Bei Roseburg wechseln wir auf die Interstate in Richtung Norden und sehen nach einigen Meilen etwas, von dem uns erzählt wurde, was ich aber als Hirngespinst abgetan hatte: Einzelne obdachlose Menschen, die mit Einkaufswagen und Sack und Pack entlang der Interstate daherstapfen … und das nicht unbedingt in gerader Linie, sondern teils mit ordentlich Schlagseite. Ich mag mir nicht vorstellen, wie viele Unfälle hier passieren, puh.
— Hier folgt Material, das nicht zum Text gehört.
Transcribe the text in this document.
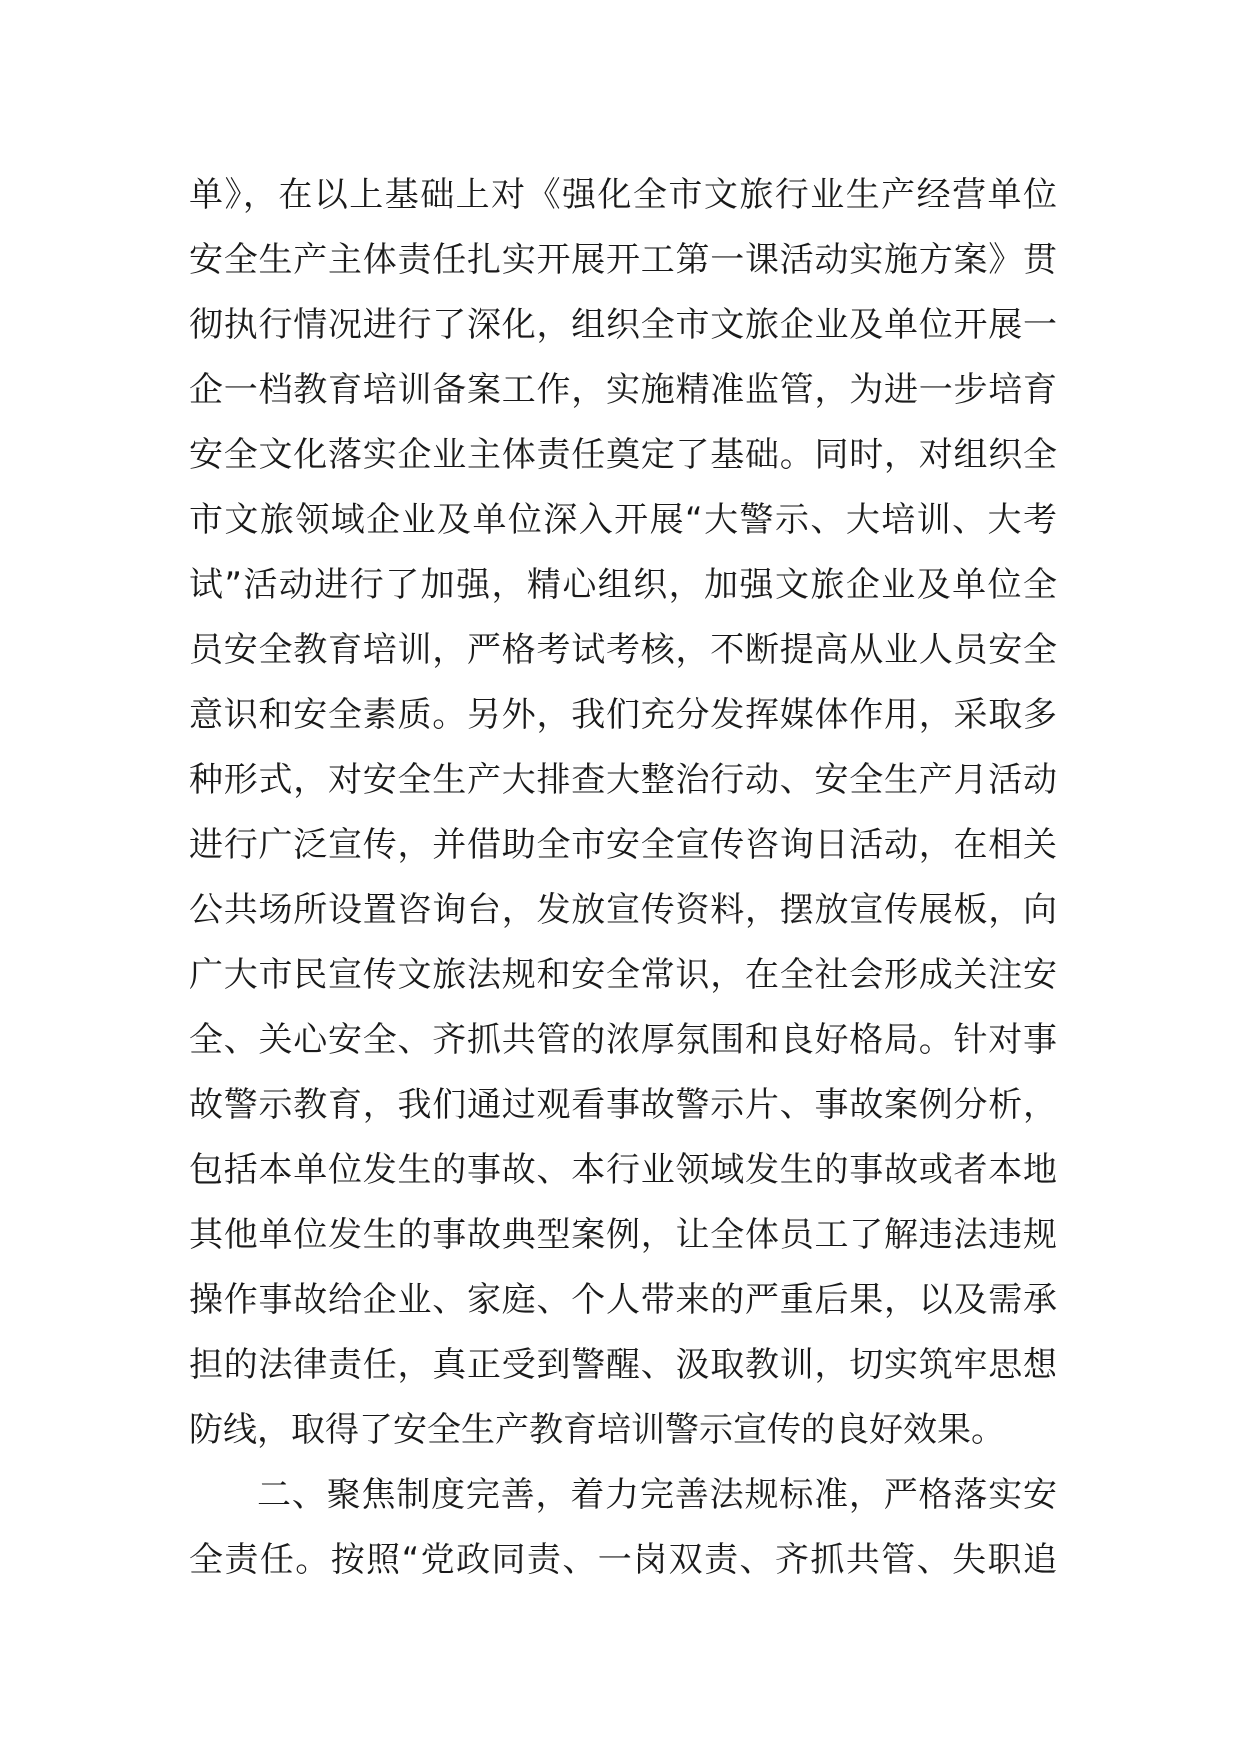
单》，在以上基础上对《强化全市文旅行业生产经营单位
安全生产主体责任扎实开展开工第一课活动实施方案》贯
彻执行情况进行了深化，组织全市文旅企业及单位开展一
企一档教育培训备案工作，实施精准监管，为进一步培育
安全文化落实企业主体责任奠定了基础。同时，对组织全
市文旅领域企业及单位深入开展“大警示、大培训、大考
试”活动进行了加强，精心组织，加强文旅企业及单位全
员安全教育培训，严格考试考核，不断提高从业人员安全
意识和安全素质。另外，我们充分发挥媒体作用，采取多
种形式，对安全生产大排查大整治行动、安全生产月活动
进行广泛宣传，并借助全市安全宣传咨询日活动，在相关
公共场所设置咨询台，发放宣传资料，摆放宣传展板，向
广大市民宣传文旅法规和安全常识，在全社会形成关注安
全、关心安全、齐抓共管的浓厚氛围和良好格局。针对事
故警示教育，我们通过观看事故警示片、事故案例分析，
包括本单位发生的事故、本行业领域发生的事故或者本地
其他单位发生的事故典型案例，让全体员工了解违法违规
操作事故给企业、家庭、个人带来的严重后果，以及需承
担的法律责任，真正受到警醒、汲取教训，切实筑牢思想
防线，取得了安全生产教育培训警示宣传的良好效果。
二、聚焦制度完善，着力完善法规标准，严格落实安
全责任。按照“党政同责、一岗双责、齐抓共管、失职追
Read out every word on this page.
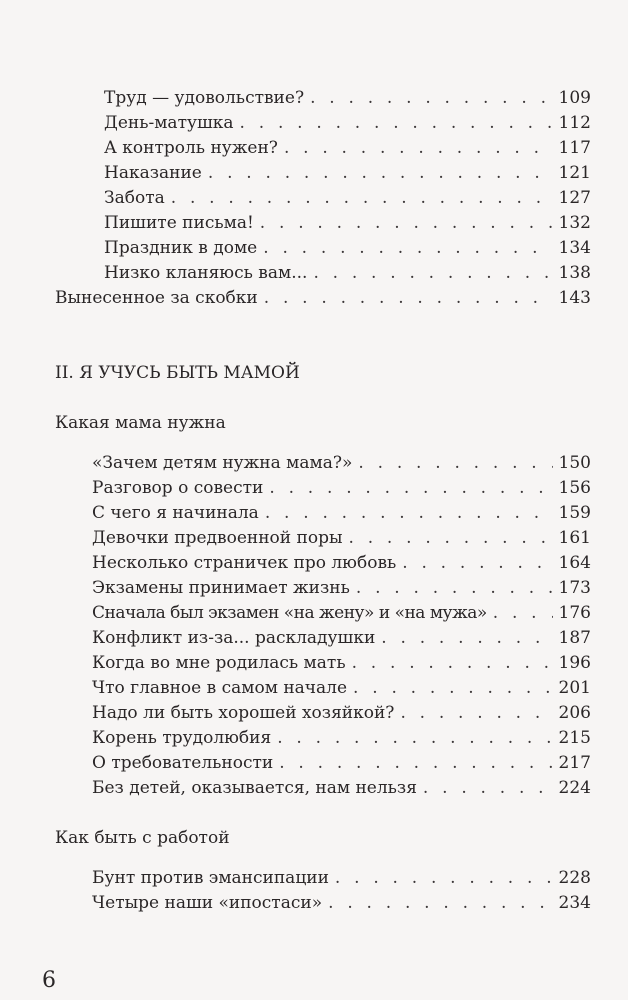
Труд — удовольствие? . . .	109
День-матушка . . .	112
А контроль нужен? . . .	117
Наказание . . .	121
Забота . . .	127
Пишите письма! . . .	132
Праздник в доме . . .	134
Низко кланяюсь вам... . . .	138
Вынесенное за скобки . . .	143
II. Я УЧУСЬ БЫТЬ МАМОЙ
Какая мама нужна
«Зачем детям нужна мама?» . . .	150
Разговор о совести . . .	156
С чего я начинала . . .	159
Девочки предвоенной поры . . .	161
Несколько страничек про любовь . . .	164
Экзамены принимает жизнь . . .	173
Сначала был экзамен «на жену» и «на мужа» . . .	176
Конфликт из-за... раскладушки . . .	187
Когда во мне родилась мать . . .	196
Что главное в самом начале . . .	201
Надо ли быть хорошей хозяйкой? . . .	206
Корень трудолюбия . . .	215
О требовательности . . .	217
Без детей, оказывается, нам нельзя . . .	224
Как быть с работой
Бунт против эмансипации . . .	228
Четыре наши «ипостаси» . . .	234
6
Einige Meilen später erreichen wir Sutherlin und fahren ab in Richtung des Sutherlin / Umpqua Valley KOA Holiday, bei dem wir problemlos spontan eine Site beziehen dürfen. Wege und Stellplätze sind geschottert und durch kleine Zäune voneinander getrennt, die Dame am Check-In ist besonders lieb. Das „Special“ des Campgrounds ist sein Auto-Kino J Alle Sites sind nach Norden ausgerichtet, wo sich eine große Leinwand befindet, auf der am Abend tatsächlich ein Film läuft. Über eine Radiofrequenz kann man sich den Sound dann direkt ins Womo holen, lustig! Gratis Popcorn gibt es am Office inklusive. Das eigentlich obligatorische Campground-Foto ist dem usseligen Wetter zum Opfer gefallen.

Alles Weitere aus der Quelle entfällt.